Deux chercheurs robotiques de l'Agence spatiale européenne (ESA) stationnés sur l'orbite de Mars, ExoMars Trace Gas Orbiter (TGO) et Mars Express, ont réussi à observer un visiteur rare des profondeurs de l'espace. Il s'agit de la comète interstellaire 3I/ATLAS qui a filé à proximité de la planète rouge du 1er au 7 octobre. Les deux satellites ont eu la meilleure vue de la comète à ce jour de tous les engins spatiaux de l'Agence spatiale européenne. Au moment du passage le plus proche de Mars, le 3 octobre, ce voyageur interstellaire se trouvait à une distance de 30 millions de kilomètres.

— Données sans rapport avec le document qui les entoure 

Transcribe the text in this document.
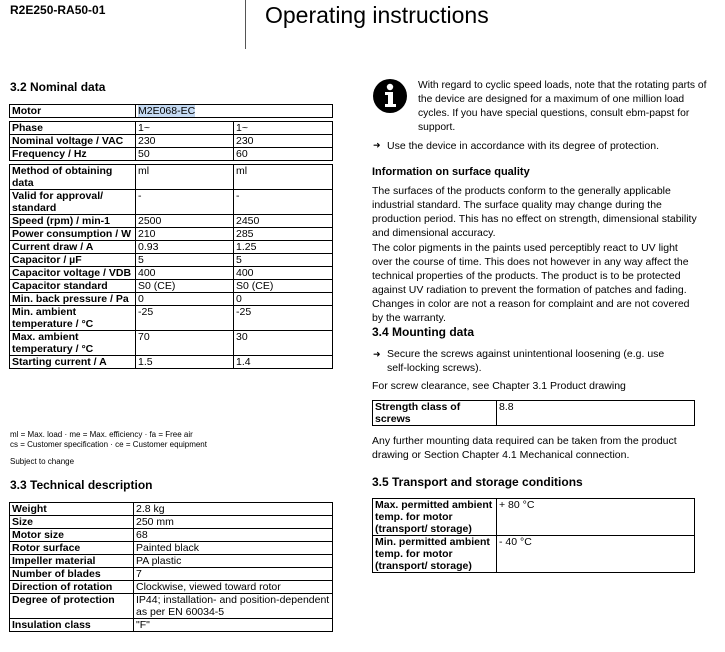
R2E250-RA50-01	Operating instructions
3.2 Nominal data
Motor	M2E068-EC	

Phase	1~	1~
Nominal voltage / VAC	230	230
Frequency / Hz	50	60

Method of obtaining data	ml	ml
Valid for approval/ standard	-	-
Speed (rpm) / min-1	2500	2450
Power consumption / W	210	285
Current draw / A	0.93	1.25
Capacitor / µF	5	5
Capacitor voltage / VDB	400	400
Capacitor standard	S0 (CE)	S0 (CE)
Min. back pressure / Pa	0	0
Min. ambient temperature / °C	-25	-25
Max. ambient temperatury / °C	70	30
Starting current / A	1.5	1.4
ml = Max. load · me = Max. efficiency · fa = Free air
cs = Customer specification · ce = Customer equipment
Subject to change
3.3 Technical description
Weight	2.8 kg
Size	250 mm
Motor size	68
Rotor surface	Painted black
Impeller material	PA plastic
Number of blades	7
Direction of rotation	Clockwise, viewed toward rotor
Degree of protection	IP44; installation- and position-dependent as per EN 60034-5
Insulation class	"F"

With regard to cyclic speed loads, note that the rotating parts of the device are designed for a maximum of one million load cycles. If you have special questions, consult ebm-papst for support.

➜ Use the device in accordance with its degree of protection.
Information on surface quality

The surfaces of the products conform to the generally applicable industrial standard. The surface quality may change during the production period. This has no effect on strength, dimensional stability and dimensional accuracy.

The color pigments in the paints used perceptibly react to UV light over the course of time. This does not however in any way affect the technical properties of the products. The product is to be protected against UV radiation to prevent the formation of patches and fading. Changes in color are not a reason for complaint and are not covered by the warranty.

3.4 Mounting data
➜ Secure the screws against unintentional loosening (e.g. use self-locking screws).

For screw clearance, see Chapter 3.1 Product drawing

Strength class of screws	8.8

Any further mounting data required can be taken from the product drawing or Section Chapter 4.1 Mechanical connection.

3.5 Transport and storage conditions
Max. permitted ambient temp. for motor (transport/ storage)	+ 80 °C
Min. permitted ambient temp. for motor (transport/ storage)	- 40 °C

Chaque engin spatial a utilisé sa caméra spécialisée pour enregistrer le passage de la comète. Ces caméras sont principalement destinées à l'imagerie de la surface de Mars, qui n'est qu'à quelques centaines à quelques milliers de kilomètres de leurs orbites. Pour cette raison, les scientifiques n'étaient pas sûrs des résultats qu'ils pouvaient attendre de l'observation d'une cible extrêmement faible et aussi éloignée. Cependant, le résultat est étonnamment bon et fournit de nouvelles informations précieuses.
Notre galaxie abrite des milliards d'étoiles et de planètes, mais les voyageurs interstellaires comme la comète 3I/ATLAS sont une rareté dans notre système solaire. Toutes les comètes étudiées jusqu'à présent, y compris la comète de Halley, partagent une origine commune avec notre système solaire, qui a 4,6 milliards d'années. D'autre part, les comètes interstellaires sont de véritables étrangers, portant avec elles des indices sur la formation de mondes bien au-delà du nôtre. La comète 3I/ATLAS est le troisième objet de ce type jamais observé, après 1I/ʻOumuamua (2017) et 2I/Borisov (2019), ce qui la rend extrêmement importante pour la science.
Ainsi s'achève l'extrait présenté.